A supressão e drenagem de olhos d’água difusos já produzem efeitos como escassez de água, redução de vazão em cursos d’água e comprometimento do abastecimento para comunidades e agricultura. "A proteção dos olhos d’água difusos é crucial para evitar o colapso hidrológico do cerrado, do pantanal e de vários rios que formam a bacia amazônica", alerta Oliveira.

Diante do cenário atual, o artigo propõe duas ações prioritárias. A primeira é a adoção consistente da terminologia "olhos d’água" e "olhos d’água difusos", em pesquisas, relatórios técnicos, pareceres de licenciamento e práticas de manejo para garantir a aplicação da lei. A segunda é o desenvolvimento de mapas de alta resolução, baseados em critérios eco-hidrológicos, que permitam diferenciar áreas úmidas ripárias das não ripárias. Técnicas como sensoriamento remoto, uso de piezômetros (instrumentos utilizados para medir a pressão da água) e identificação de solos hidromórficos já estão disponíveis, mas seu emprego não é institucionalizado.

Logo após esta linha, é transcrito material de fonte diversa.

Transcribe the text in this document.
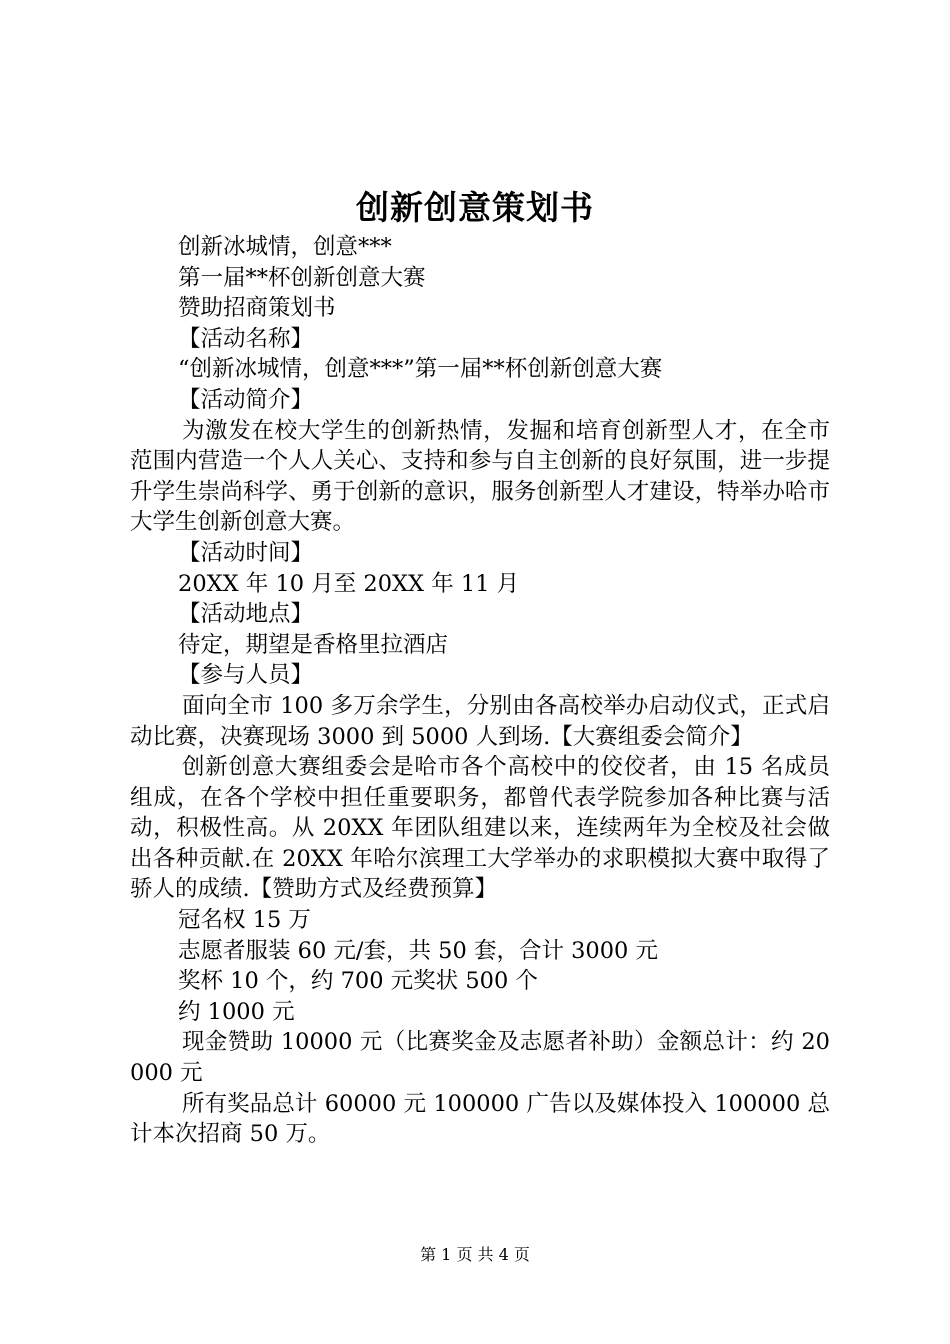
创新创意策划书
创新冰城情，创意***
第一届**杯创新创意大赛
赞助招商策划书
【活动名称】
“创新冰城情，创意***”第一届**杯创新创意大赛
【活动简介】
为激发在校大学生的创新热情，发掘和培育创新型人才，在全市范围内营造一个人人关心、支持和参与自主创新的良好氛围，进一步提升学生崇尚科学、勇于创新的意识，服务创新型人才建设，特举办哈市大学生创新创意大赛。
【活动时间】
20XX 年 10 月至 20XX 年 11 月
【活动地点】
待定，期望是香格里拉酒店
【参与人员】
面向全市 100 多万余学生，分别由各高校举办启动仪式，正式启动比赛，决赛现场 3000 到 5000 人到场.【大赛组委会简介】
创新创意大赛组委会是哈市各个高校中的佼佼者，由 15 名成员组成，在各个学校中担任重要职务，都曾代表学院参加各种比赛与活动，积极性高。从 20XX 年团队组建以来，连续两年为全校及社会做出各种贡献.在 20XX 年哈尔滨理工大学举办的求职模拟大赛中取得了骄人的成绩.【赞助方式及经费预算】
冠名权 15 万
志愿者服装 60 元/套，共 50 套，合计 3000 元
奖杯 10 个，约 700 元奖状 500 个
约 1000 元
现金赞助 10000 元（比赛奖金及志愿者补助）金额总计：约 20000 元
所有奖品总计 60000 元 100000 广告以及媒体投入 100000 总计本次招商 50 万。
第 1 页 共 4 页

Os pesquisadores também sugerem métodos simples de campo, como escavar o solo a 30 centímetros de profundidade no auge da estação chuvosa. A presença de água indica saturação pelo lençol freático. Além disso, certas espécies vegetais, como Xyris, Utricularia e Drosera, são indicadoras confiáveis de ambientes alimentados por olhos d’água.

Além de Bassani e Oliveira, ambos sediados na Unicamp, o artigo teve a participação de pesquisadores da Universidade de Brasília, da Universidade Federal de Minas Gerais e da Universidade Federal de Santa Catarina. Os autores argumentam que aplicar corretamente a lei 12.651 é um passo decisivo para garantir a segurança hídrica e climática nacional.

"A legislação protege as áreas onde o lençol freático aflora, como os olhos d’água difusos; portanto, qualquer intervenção de drenagem nessas áreas é ilegal, uma vez que visa justamente eliminar o afloramento de água subterrânea que caracteriza essas formações como protegidas por lei. O Brasil tem a rara oportunidade de alinhar ciência e política pública para proteger ecossistemas essenciais para segurança hídrica, já reconhecidos por lei, mas esquecidos na prática", conclui Bassani.